Araquistáin terminaba proponiendo que Eugenio Xammar, en aquella fecha corresponsal en Alemania del diario Ahora, fuese el encargado del estudio del funcionamiento del Ministerio de Goebbels. El proyecto, que al parecer llegó a tener la aprobación de Azaña, nunca se llevó a cabo, entre otros motivos, porque Araquistáin abandonó Berlín en mayo de 1933 para regresar a España. Aquella estancia en Alemania había permitido al socialista asistir al embate del nazismo y a la destrucción de la democracia burguesa que sirvió de modelo en 1931 a la República española.
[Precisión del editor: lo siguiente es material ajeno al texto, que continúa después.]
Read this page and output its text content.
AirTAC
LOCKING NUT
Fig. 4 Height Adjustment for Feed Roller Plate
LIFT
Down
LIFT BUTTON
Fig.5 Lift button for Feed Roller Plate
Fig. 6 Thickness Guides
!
Según Juan Francisco Fuentes, biógrafo de Araquistáin y de Largo Caballero, el final de la República de Weimar resulta fundamental para explicar la radicalización de aquel sector del Partido Socialista que, dispuesto a no reincidir en los errores de su camaradas alemanes, pasó a tachar de ingenua la confianza en la capacidad de los regímenes parlamentarios para conjurar el fascismo y a defender la lucha revolucionaria.
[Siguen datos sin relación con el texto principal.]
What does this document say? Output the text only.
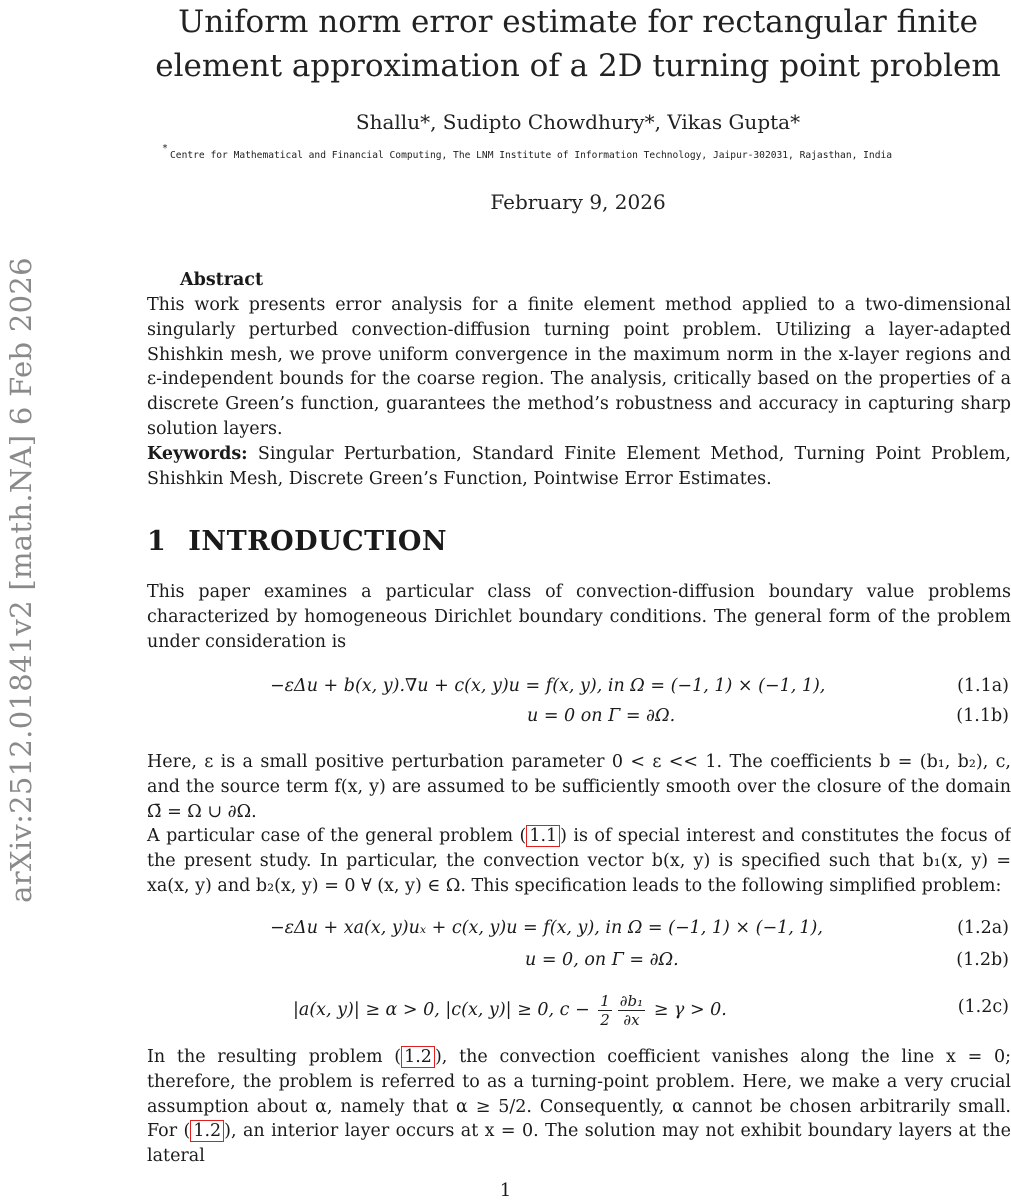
arXiv:2512.01841v2 [math.NA] 6 Feb 2026
Uniform norm error estimate for rectangular finite element approximation of a 2D turning point problem
Shallu*, Sudipto Chowdhury*, Vikas Gupta*
*Centre for Mathematical and Financial Computing, The LNM Institute of Information Technology, Jaipur-302031, Rajasthan, India
February 9, 2026
Abstract
This work presents error analysis for a finite element method applied to a two-dimensional singularly perturbed convection-diffusion turning point problem. Utilizing a layer-adapted Shishkin mesh, we prove uniform convergence in the maximum norm in the x-layer regions and ε-independent bounds for the coarse region. The analysis, critically based on the properties of a discrete Green’s function, guarantees the method’s robustness and accuracy in capturing sharp solution layers.
Keywords: Singular Perturbation, Standard Finite Element Method, Turning Point Problem, Shishkin Mesh, Discrete Green’s Function, Pointwise Error Estimates.
1 INTRODUCTION
This paper examines a particular class of convection-diffusion boundary value problems characterized by homogeneous Dirichlet boundary conditions. The general form of the problem under consideration is
−εΔu + b(x, y).∇u + c(x, y)u = f(x, y), in Ω = (−1, 1) × (−1, 1),	(1.1a)
u = 0 on Γ = ∂Ω.	(1.1b)
Here, ε is a small positive perturbation parameter 0 < ε << 1. The coefficients b = (b₁, b₂), c, and the source term f(x, y) are assumed to be sufficiently smooth over the closure of the domain Ω̄ = Ω ∪ ∂Ω.
A particular case of the general problem ( 1.1 ) is of special interest and constitutes the focus of the present study. In particular, the convection vector b(x, y) is specified such that b₁(x, y) = xa(x, y) and b₂(x, y) = 0 ∀ (x, y) ∈ Ω. This specification leads to the following simplified problem:
−εΔu + xa(x, y)uₓ + c(x, y)u = f(x, y), in Ω = (−1, 1) × (−1, 1),	(1.2a)
u = 0, on Γ = ∂Ω.	(1.2b)
|a(x, y)| ≥ α > 0, |c(x, y)| ≥ 0, $c - \frac{1}{2} \frac{\text{∂b₁}}{\partial x} \ge \gamma > 0$.	(1.2c)
In the resulting problem ( 1.2 ), the convection coefficient vanishes along the line x = 0; therefore, the problem is referred to as a turning-point problem. Here, we make a very crucial assumption about α, namely that α ≥ 5/2. Consequently, α cannot be chosen arbitrarily small. For ( 1.2 ), an interior layer occurs at x = 0. The solution may not exhibit boundary layers at the lateral
1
Resulta tan revelador como inquietante que Araquistáin propusiese a la República adoptar como modelo la política propagandística del enemigo: revelador, porque deja en evidencia una vez más que las estrategias de la propaganda, en unas u otras manos, son invariablemente las mismas y siempre, sea cual sea su éxito, tienen vocación totalitaria; inquietante, porque aceptar lecciones de Goebbels equivale a admitir que el fin justifica los medios («Hágase el milagro, y hágalo el diablo», sentenció Araquistáin en alguna ocasión). Por los mismos motivos, los periodistas de la Congregatio de Propaganda Fide no resultan ni simpáticos ni inocuos, son repulsivos y temibles. Reclamarles que su lenguaje suene un poco distinto al de los políticos se antoja inútil (la propaganda es incesante, no conoce tiempo de paz), además de flojo y no muy distinto a la orden que la censura franquista de los años cuarenta hizo llegar a la prensa tras advertir la uniformidad monótona que exudaba. Entonces, la Delegación Nacional de Prensa comenzó a pedir que las notas encomiásticas de los asuntos que señalaba no permitiesen advertir que estaban redactadas a partir de consignas. «Había que escribir al dictado pero aparentando que se era espontáneo, que lo escrito le salía al periodista del corazón», recordó Miguel Delibes. Sí, afectar convicción y espontaneidad en la repetición de las consignas es una de las genuinas estrategias de la propaganda, tan confundida hoy como siempre con el periodismo.